Joseph Allen Carr (June 22, 1951 – December 14, 2014) was an American country and roots musician, author, and professor originally from Denton, Texas. Self-taught, he began playing first folk music and later old-time and bluegrass music on guitar at age 13 and mandolin at age 15. After performing with local Texas bands Roanoke in the 1970s and Country Gazette in the 1970s and 80s, Carr formed a "Bob Wills style" Western swing band, Joe Carr & the Texas Lone Star Band, in 1987. Beginning in 1984, he taught at the commercial music program at South Plains College in Levelland, Texas, For the last several years of his life, he was in charge of the bluegrass and Western swing departments at the college and was the director of Camp Bluegrass held there annually

Carr penned numerous instructional books and videos for mandolin, western swing guitar, flat-picking guitar, banjo, and ukulele as well as coauthor (with former South Plains colleague Alan Munde) of the 1996 Prairie Nights to Neon Lights: The Story of Country Music in West Texas. He also cowrote and performed a two-man musical comedy play called Two Swell Guys from Texas with Munde. He was also a frequent contributor to Flatpicking Guitar Magazine and Mandolin Magazine.

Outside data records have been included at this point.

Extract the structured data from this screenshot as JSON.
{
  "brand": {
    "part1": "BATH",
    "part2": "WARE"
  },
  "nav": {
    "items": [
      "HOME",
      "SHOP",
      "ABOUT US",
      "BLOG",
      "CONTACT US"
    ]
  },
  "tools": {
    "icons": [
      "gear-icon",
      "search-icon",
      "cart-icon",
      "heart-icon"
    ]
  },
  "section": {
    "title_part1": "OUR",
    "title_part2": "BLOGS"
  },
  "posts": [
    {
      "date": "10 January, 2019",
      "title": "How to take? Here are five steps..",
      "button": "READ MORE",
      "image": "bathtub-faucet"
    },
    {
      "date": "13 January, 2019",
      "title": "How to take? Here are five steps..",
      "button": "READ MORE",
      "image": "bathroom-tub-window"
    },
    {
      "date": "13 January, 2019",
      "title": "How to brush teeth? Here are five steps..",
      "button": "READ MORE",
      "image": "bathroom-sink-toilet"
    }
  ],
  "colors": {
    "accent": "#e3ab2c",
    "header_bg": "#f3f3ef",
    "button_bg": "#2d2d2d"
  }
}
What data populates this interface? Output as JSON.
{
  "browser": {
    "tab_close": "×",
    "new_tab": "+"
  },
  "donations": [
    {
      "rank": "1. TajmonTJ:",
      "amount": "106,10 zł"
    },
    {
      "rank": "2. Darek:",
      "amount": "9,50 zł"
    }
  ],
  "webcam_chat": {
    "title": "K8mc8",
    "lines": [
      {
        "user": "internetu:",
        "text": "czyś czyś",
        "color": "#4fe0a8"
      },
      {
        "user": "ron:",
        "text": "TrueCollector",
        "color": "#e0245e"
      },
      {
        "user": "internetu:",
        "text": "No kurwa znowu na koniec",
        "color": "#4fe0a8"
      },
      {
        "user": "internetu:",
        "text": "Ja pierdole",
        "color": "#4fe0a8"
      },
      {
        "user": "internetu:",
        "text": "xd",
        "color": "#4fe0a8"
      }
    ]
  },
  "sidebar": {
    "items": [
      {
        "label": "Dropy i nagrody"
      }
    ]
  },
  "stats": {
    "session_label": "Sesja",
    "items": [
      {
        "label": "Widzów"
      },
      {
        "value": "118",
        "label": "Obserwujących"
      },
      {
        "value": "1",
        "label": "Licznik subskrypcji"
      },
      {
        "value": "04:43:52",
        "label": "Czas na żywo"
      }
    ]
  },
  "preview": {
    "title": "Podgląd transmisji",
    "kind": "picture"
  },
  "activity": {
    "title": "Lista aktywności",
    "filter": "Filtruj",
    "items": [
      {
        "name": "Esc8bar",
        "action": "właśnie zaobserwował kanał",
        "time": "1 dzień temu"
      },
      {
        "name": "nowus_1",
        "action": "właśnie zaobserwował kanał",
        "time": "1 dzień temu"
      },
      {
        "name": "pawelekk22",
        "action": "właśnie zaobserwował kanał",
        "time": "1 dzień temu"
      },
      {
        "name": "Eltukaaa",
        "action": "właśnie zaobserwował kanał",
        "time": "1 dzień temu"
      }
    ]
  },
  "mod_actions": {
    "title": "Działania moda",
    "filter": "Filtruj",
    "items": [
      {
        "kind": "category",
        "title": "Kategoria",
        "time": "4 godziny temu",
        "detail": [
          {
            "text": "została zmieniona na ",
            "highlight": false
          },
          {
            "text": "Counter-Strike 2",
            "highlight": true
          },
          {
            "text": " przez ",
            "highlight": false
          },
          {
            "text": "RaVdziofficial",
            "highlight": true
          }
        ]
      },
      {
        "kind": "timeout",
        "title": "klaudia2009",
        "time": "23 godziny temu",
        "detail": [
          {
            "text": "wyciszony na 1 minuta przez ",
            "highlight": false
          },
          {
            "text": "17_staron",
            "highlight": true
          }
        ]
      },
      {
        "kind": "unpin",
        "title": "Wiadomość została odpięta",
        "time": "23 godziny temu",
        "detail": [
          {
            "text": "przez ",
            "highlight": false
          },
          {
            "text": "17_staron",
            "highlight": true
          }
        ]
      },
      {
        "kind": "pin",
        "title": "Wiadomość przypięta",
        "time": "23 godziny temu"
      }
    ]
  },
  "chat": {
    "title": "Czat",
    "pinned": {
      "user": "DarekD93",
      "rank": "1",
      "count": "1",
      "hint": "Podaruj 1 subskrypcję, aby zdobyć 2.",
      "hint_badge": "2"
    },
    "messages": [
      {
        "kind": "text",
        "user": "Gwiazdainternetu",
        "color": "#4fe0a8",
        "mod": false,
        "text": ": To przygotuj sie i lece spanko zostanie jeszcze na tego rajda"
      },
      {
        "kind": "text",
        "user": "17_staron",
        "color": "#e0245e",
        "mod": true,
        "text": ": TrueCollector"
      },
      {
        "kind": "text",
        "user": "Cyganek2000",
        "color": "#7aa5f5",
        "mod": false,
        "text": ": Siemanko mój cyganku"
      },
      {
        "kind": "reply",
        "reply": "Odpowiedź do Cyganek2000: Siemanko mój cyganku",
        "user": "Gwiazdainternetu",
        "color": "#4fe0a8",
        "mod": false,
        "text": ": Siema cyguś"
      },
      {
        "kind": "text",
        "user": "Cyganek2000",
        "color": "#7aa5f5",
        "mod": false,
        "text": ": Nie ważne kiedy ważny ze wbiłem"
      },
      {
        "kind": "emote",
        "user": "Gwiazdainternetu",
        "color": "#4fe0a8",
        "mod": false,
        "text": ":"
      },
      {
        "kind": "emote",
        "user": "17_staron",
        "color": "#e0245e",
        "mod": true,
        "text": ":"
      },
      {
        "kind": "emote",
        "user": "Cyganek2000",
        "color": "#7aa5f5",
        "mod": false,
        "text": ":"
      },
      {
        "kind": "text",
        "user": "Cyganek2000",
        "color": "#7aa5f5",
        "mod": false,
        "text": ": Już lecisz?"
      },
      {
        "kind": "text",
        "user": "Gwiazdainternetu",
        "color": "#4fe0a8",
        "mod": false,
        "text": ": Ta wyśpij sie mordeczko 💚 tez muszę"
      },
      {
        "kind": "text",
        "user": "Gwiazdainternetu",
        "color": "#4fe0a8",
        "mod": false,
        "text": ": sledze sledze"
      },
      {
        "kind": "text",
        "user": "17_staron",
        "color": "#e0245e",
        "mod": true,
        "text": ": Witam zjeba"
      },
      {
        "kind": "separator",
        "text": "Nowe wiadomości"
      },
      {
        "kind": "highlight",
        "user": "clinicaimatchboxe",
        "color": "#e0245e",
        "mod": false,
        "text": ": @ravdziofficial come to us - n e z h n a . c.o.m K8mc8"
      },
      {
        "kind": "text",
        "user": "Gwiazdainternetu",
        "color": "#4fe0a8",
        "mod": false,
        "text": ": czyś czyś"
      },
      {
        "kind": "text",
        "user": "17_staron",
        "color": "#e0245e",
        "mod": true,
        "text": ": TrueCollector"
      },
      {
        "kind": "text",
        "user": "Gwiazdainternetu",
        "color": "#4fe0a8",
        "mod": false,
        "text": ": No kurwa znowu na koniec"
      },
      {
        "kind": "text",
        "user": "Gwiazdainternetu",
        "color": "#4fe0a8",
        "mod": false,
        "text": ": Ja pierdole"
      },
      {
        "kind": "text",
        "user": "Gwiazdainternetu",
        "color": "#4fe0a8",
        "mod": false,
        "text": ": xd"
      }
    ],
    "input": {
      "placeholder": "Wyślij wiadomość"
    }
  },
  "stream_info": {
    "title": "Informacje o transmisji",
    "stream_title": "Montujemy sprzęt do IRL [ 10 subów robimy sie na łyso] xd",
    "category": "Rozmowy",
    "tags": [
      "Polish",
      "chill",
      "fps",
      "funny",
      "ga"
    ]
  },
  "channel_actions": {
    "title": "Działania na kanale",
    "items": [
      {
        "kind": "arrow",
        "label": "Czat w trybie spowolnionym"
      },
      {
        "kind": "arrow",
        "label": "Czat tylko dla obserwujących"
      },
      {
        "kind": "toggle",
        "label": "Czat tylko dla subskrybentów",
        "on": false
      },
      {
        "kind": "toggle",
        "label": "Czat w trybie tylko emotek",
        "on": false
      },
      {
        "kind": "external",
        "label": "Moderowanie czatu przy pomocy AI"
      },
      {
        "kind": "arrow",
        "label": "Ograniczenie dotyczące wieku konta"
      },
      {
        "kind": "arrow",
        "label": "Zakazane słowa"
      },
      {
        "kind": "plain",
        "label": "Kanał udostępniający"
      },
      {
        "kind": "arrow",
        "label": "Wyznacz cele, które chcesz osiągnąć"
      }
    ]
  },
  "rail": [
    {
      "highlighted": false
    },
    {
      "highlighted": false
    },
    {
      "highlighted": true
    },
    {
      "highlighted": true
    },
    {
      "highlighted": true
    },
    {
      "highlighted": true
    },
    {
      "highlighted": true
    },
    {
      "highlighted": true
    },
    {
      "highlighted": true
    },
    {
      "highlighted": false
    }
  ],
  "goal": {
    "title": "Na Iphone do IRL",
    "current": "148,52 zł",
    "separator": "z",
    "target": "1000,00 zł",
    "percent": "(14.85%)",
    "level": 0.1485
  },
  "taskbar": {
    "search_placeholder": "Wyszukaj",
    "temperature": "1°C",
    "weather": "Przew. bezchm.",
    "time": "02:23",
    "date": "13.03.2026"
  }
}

Carr died from a stroke on December 14, 2014, in Levelland, Texas. He was 63.

==Works==

===Bibliography===
- Joe Carr and Alan Munde. Prairie Nights to Neon Lights: The Story of Country Music in West Texas. (1996)

===Discography===
- Joe Carr. Otter Nonsense. (Ridge Runner, 1980)
- Joe Carr & the Texas Lone Star Band. Let's Go Dancing Down in Texas. (Compose/Peter Pan, 1992)
- Joe Carr & the Texas Lone Star Band. Dance Country. (Compose/Peter Pan, 1995)
- Alan Munde & Joe Carr. Welcome to West Texas. (Flying Fish, 1998)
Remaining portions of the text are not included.